No other profession calls on its practitioners to lay down their lives for their art save the armed forces and, in Sri Lanka, journalism...

Today it is the journalists, tomorrow it will be the judges. For neither group have the risks ever been higher or the stakes lower. Why then do we do it? I often wonder that. After all, I too am a husband, and the father of three wonderful children. I too have responsibilities and obligations that transcend my profession, be it the law or journalism. Is it worth the risk? Many people tell me it is not. Friends tell me to revert to the bar, and goodness knows it offers a better and safer livelihood. ...

But there is a calling that is yet above high office, fame, lucre and security. It is the call of conscience. ...

The free media serve as a mirror in which the public can see itself sans mascara and styling gel. From us you learn the state of your nation, and especially its management by the people you elected to give your children a better future. Sometimes the image you see in that mirror is not a pleasant one. But while you may grumble in the privacy of your armchair, the journalists who hold the mirror up to you do so publicly and at great risk to themselves. That is our calling, and we do not shirk it.

Every newspaper has its angle, and we do not hide the fact that we have ours. Our commitment is to see Sri Lanka as a transparent, secular, liberal democracy. Think about those words, for they each has profound meaning. Transparent because government must be openly accountable to the people and never abuse their trust. Secular because in a multi-ethnic and multi-cultural society such as ours, secularism offers the only common ground by which we might all be united. Liberal because we recognise that all human beings are created different, and we need to accept others for what they are and not what we would like them to be. And democratic... well, if you need me to explain why that is important, you'd best stop buying this paper.

The Sunday Leader has never sought safety by unquestioningly articulating the majority view. Let's face it, that is the way to sell newspapers. On the contrary, as our opinion pieces over the years amply demonstrate, we often voice ideas that many people find distasteful. ...

Many people suspect that The Sunday Leader has a political agenda: it does not. If we appear more critical of the government than of the opposition it is only because we believe that - pray excuse cricketing argot - there is no point in bowling to the fielding side....

As for me, I have the satisfaction of knowing that I walked tall and bowed to no man. And I have not travelled this journey alone. Fellow journalists in other branches of the media walked with me: most of them are now dead, imprisoned without trial or exiled in far-off lands. Others walk in the shadow of death that your Presidency has cast on the freedoms for which you once fought so hard. You will never be allowed to forget that my death took place under your watch. As anguished as I know you will be, I also know that you will have no choice but to protect my killers: you will see to it that the guilty one is never convicted. You have no choice. I feel sorry for you, and Shiranthi will have a long time to spend on her knees when next she goes for Confession for it is not just her owns sins which she must confess, but those of her extended family that keeps you in office....

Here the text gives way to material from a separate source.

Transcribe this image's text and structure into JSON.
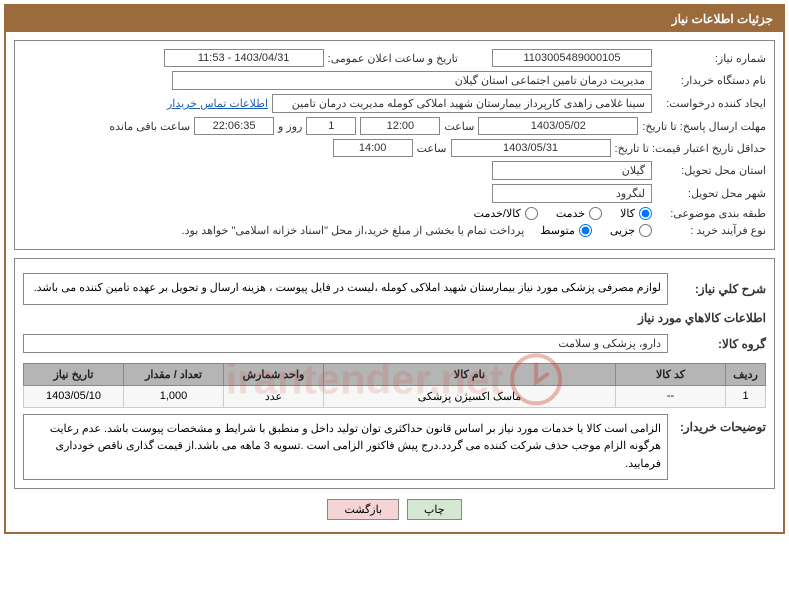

It is worth reading in full -- and not just by journalists or editors. As Reporters Sans Frontiers put it, “Sri Lanka has lost one of its more talented, courageous and iconoclastic journalists. Sri Lanka has lost one of its more talented, courageous and iconoclastic journalists,” Reporters Without Borders said. “President Mahinda Rajapaksa, his associates and the government media are directly to blame because they incited hatred against him and allowed an outrageous level of impunity to develop as regards violence against the press. Sri Lanka’s image is badly sullied by this murder, which is an absolute scandal and must not go unpunished.”